Whereas the present invention has been described in particular relation to the drawings attached hereto, it should be understood that other and further modifications apart from those shown or suggested herein, may be made within the scope and spirit of the present invention.

Claims

1. A downhole tool string component, comprising;

a first and second threaded end on a mandrel;

the first threaded end attached to a first sleeve and the second threaded end attached to a second sleeve;

an intermediate sleeve assembly disposed circumferentially around the mandrel and intermediate the first and second threaded ends;

the intermediate sleeve assembly is primarily isolated from stress of the first or second sleeve.

2. The tool string component of claim 1, wherein the intermediate sleeve assembly comprises a stabilizer blade.

3. The tool string component of claim 1, wherein the intermediate sleeve assembly comprises at least a portion of a downhole tool bay.

4. The tool string component of claim 1, wherein the downhole tool bay is removable.

5. The tool string component of claim 1, wherein the mandrel comprises at least a portion of a downhole tool bay.

6. The tool string component of claim 1, wherein the first and/or second sleeve is more rigidly attached to the mandrel than the intermediate sleeve assembly.

7. The tool string of claim 1, wherein the first and/or second sleeve is/are disposed circumferentially around a pressure vessel.

8. The tool string of claim 7, wherein an electronics bay is disposed intermediate the pressure vessel and the first or second sleeve.
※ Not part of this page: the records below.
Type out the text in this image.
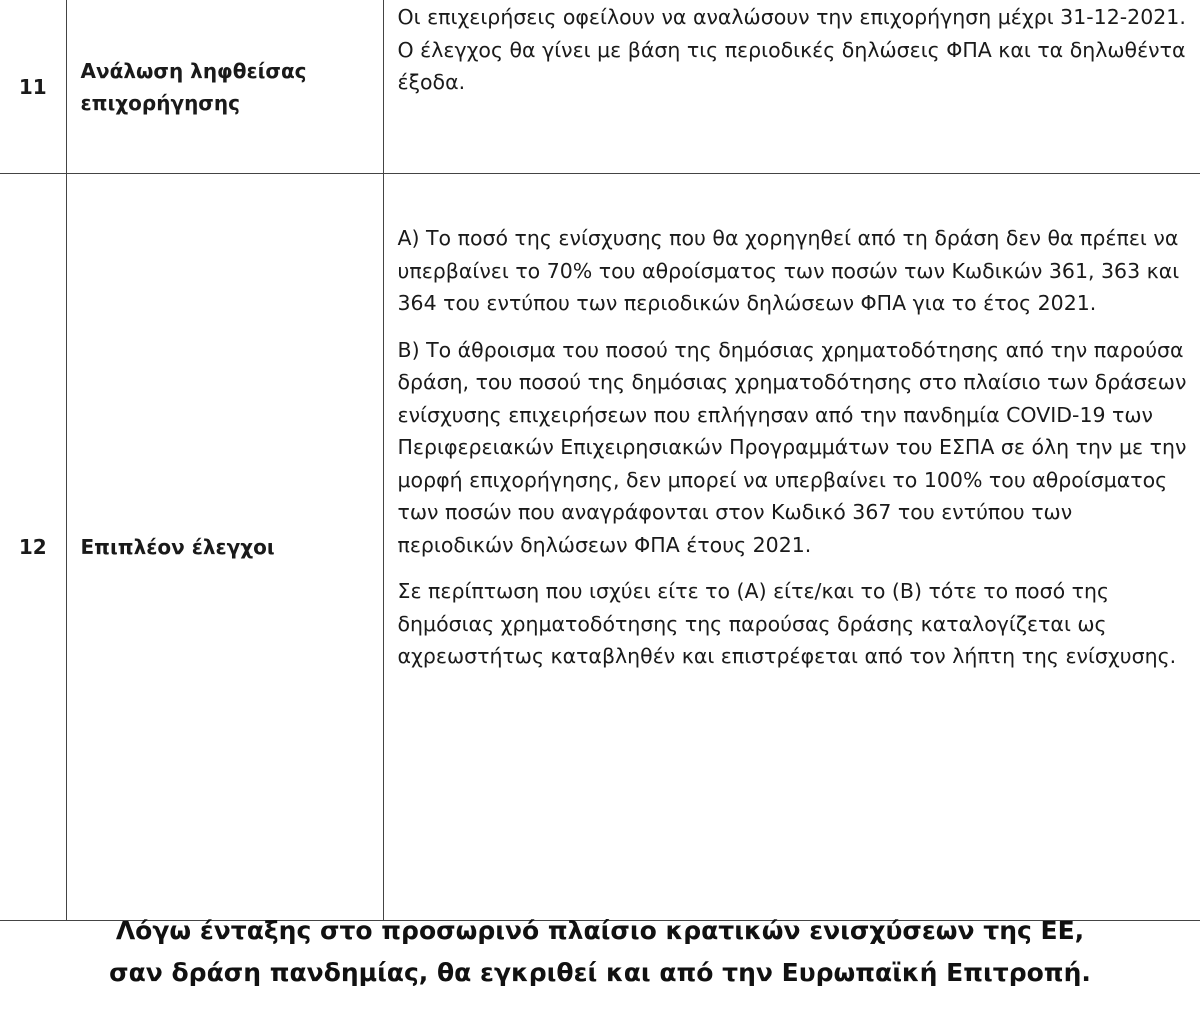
11	Ανάλωση ληφθείσας επιχορήγησης	Οι επιχειρήσεις οφείλουν να αναλώσουν την επιχορήγηση μέχρι 31-12-2021.

Ο έλεγχος θα γίνει με βάση τις περιοδικές δηλώσεις ΦΠΑ και τα δηλωθέντα έξοδα.

12	Επιπλέον έλεγχοι	Α) Το ποσό της ενίσχυσης που θα χορηγηθεί από τη δράση δεν θα πρέπει να υπερβαίνει το 70% του αθροίσματος των ποσών των Κωδικών 361, 363 και 364 του εντύπου των περιοδικών δηλώσεων ΦΠΑ για το έτος 2021.

Β) Το άθροισμα του ποσού της δημόσιας χρηματοδότησης από την παρούσα δράση, του ποσού της δημόσιας χρηματοδότησης στο πλαίσιο των δράσεων ενίσχυσης επιχειρήσεων που επλήγησαν από την πανδημία COVID-19 των Περιφερειακών Επιχειρησιακών Προγραμμάτων του ΕΣΠΑ σε όλη την με την μορφή επιχορήγησης, δεν μπορεί να υπερβαίνει το 100% του αθροίσματος των ποσών που αναγράφονται στον Κωδικό 367 του εντύπου των περιοδικών δηλώσεων ΦΠΑ έτους 2021.

Σε περίπτωση που ισχύει είτε το (Α) είτε/και το (Β) τότε το ποσό της δημόσιας χρηματοδότησης της παρούσας δράσης καταλογίζεται ως αχρεωστήτως καταβληθέν και επιστρέφεται από τον λήπτη της ενίσχυσης.

Λόγω ένταξης στο προσωρινό πλαίσιο κρατικών ενισχύσεων της ΕΕ,
σαν δράση πανδημίας, θα εγκριθεί και από την Ευρωπαϊκή Επιτροπή.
9. The tool string of claim 8, wherein the electronics bay comprises at least one electronics bay seal, the electronics bay seal is disposed proximate an end of the electronics bay and restricts a change in pressure within the electronics bay.

10. The tools string of claim 8, wherein the electronics bay is disposed annularly around the pressure vessel.

11. The tool string of claim 7, wherein the pressure vessel comprises an electrical connection with the mandrel.

12. The tool string of claim 1, wherein the tool string comprises a first threaded anchor disposed intermediate the first sleeve and the intermediate sleeve assembly.

13. The tool string of claim 1, wherein the tool string comprises a second threaded anchor disposed intermediate the second sleeve and the intermediate sleeve assembly.

14. The tool string of claim 1, wherein the pressure vessel is slidably connected to the first sleeve or the second sleeve.

15. The tool string of claim 1, wherein the intermediate sleeve assembly comprises at

least two components that are restricted from rotating relative to each other by at least one anti-rotation pin.

16. The tool string of claim 1, wherein the anti-rotation pin is at least partially disposed within a recess formed within the mandrel.

17. A downhole tool string component, comprising;

a first and second threaded end on a mandrel;

the first threaded end attached to a first sleeve and the second end attached to a second sleeve;

the intermediate sleeve assembly comprises a tool bay;

the tool bay is primarily isolated from stress of the first or second sleeve.

18. The tool string of claim 17, wherein the intermediate sleeve assembly comprises a stabilizer blade.